The findings, published in the journal Science, add to other research showing that seemingly anonymous data sets may not protect people’s privacy under rigorous analysis.
“The fact that a few data points are enough to uniquely identify an individual was true in credit card metadata,” said Yves-Alexandre de Montjoye, an MIT graduate student and one of the study’s authors.
Montjoye and his colleagues analyzed credit card transactions provided by an unnamed major bank from 1.1 million people over a three-month period in some 10,000 stores.
They were trying to see how much data they needed to identify a person’s transactions from a larger set of transaction records. Absent from the data were names, addresses, email addresses and other personal information.
Ninety percent of the time, the researchers could pick out an individual using just four pieces of data, such the locations where four purchases were made. Adding price information—for example, purchase receipts—allowed them to identify a person with just three transactions.
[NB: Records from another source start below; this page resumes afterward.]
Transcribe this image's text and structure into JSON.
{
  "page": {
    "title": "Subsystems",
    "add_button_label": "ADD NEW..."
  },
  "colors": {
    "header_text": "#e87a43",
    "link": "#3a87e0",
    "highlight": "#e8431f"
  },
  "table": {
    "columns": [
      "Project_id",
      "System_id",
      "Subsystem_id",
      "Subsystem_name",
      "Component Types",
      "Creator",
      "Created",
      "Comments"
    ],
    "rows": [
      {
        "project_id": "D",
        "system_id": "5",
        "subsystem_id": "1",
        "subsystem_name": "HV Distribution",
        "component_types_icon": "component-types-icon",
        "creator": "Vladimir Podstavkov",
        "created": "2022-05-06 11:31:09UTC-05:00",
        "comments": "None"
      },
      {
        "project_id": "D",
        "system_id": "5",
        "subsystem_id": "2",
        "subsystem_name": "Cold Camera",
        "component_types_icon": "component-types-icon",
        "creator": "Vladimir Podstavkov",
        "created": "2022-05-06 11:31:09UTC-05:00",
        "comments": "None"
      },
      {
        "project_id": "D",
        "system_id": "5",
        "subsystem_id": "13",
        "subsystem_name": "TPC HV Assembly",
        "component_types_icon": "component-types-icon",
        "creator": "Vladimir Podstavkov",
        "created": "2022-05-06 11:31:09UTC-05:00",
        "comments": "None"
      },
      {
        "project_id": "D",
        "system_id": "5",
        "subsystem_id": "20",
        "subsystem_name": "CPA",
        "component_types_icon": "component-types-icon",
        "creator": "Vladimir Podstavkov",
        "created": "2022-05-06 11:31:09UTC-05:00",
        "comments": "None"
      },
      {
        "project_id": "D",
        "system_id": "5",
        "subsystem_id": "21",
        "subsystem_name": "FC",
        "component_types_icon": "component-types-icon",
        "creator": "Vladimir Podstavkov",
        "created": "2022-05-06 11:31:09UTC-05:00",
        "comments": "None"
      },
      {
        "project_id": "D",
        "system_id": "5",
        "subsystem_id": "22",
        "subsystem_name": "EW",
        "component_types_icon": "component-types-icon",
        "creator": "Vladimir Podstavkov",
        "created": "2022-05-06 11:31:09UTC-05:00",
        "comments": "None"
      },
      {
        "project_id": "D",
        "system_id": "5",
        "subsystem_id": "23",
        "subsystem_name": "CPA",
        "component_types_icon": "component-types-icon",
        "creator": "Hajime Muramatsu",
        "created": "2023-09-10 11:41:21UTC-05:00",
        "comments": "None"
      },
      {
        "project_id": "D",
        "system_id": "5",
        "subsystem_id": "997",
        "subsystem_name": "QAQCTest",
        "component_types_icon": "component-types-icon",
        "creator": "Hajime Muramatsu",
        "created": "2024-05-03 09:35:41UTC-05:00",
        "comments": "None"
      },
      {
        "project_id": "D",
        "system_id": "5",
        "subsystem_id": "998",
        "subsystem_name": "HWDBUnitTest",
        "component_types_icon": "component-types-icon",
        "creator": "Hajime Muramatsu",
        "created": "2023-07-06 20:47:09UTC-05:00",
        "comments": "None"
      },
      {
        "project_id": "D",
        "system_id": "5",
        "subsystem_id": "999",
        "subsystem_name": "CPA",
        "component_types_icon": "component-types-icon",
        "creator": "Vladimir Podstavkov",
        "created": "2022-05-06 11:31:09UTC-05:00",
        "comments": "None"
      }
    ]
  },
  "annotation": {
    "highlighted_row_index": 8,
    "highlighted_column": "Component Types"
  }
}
They could also identify individuals from “one receipt, one Instagram photo of you having coffee with friends, and one tweet about the phone you just bought,” they said.
“The fundamental scientific question is one of our human behavior,” de Montjoye said. “It’s really how our behavior compares with that of others and eventually makes us unique and identifiable.”
The researchers didn’t try to actually identify particular individuals, but instead to figure out on average how much data would be needed to narrow transactions down to a person.
“We did not try to find a specific person on purpose,” he said.
The latest research adds to a 2013 study de Montjoye co-authored that showed that four data points, such as place and time, were enough to identify a person from a mass of mobile phone records 95 percent of the time.
The research highlights the regulatory and policy challenges around anonymity, de Montjoye said. Legally, society relies on a definition of anonymity—such as removing names and email addresses from records—that is widely believed to provide protection.
“What our study shows is that this is not enough to prevent identification,” he said.
The other way to define anonymity, endorsed by the European Union, is that data must be “provably” anonymous, and make it impossible to identify an individual under any circumstances.
Verifying that condition is difficult, de Montjoye said. In addition, scrambling the data too much may prevent novel and legitimate uses, such as studying consumption patterns or inflation. But people should be aware of the potential risks of identification.
“I don’t think it’s ever going to be 100 percent safe, but there are steps that can be taken,” he said.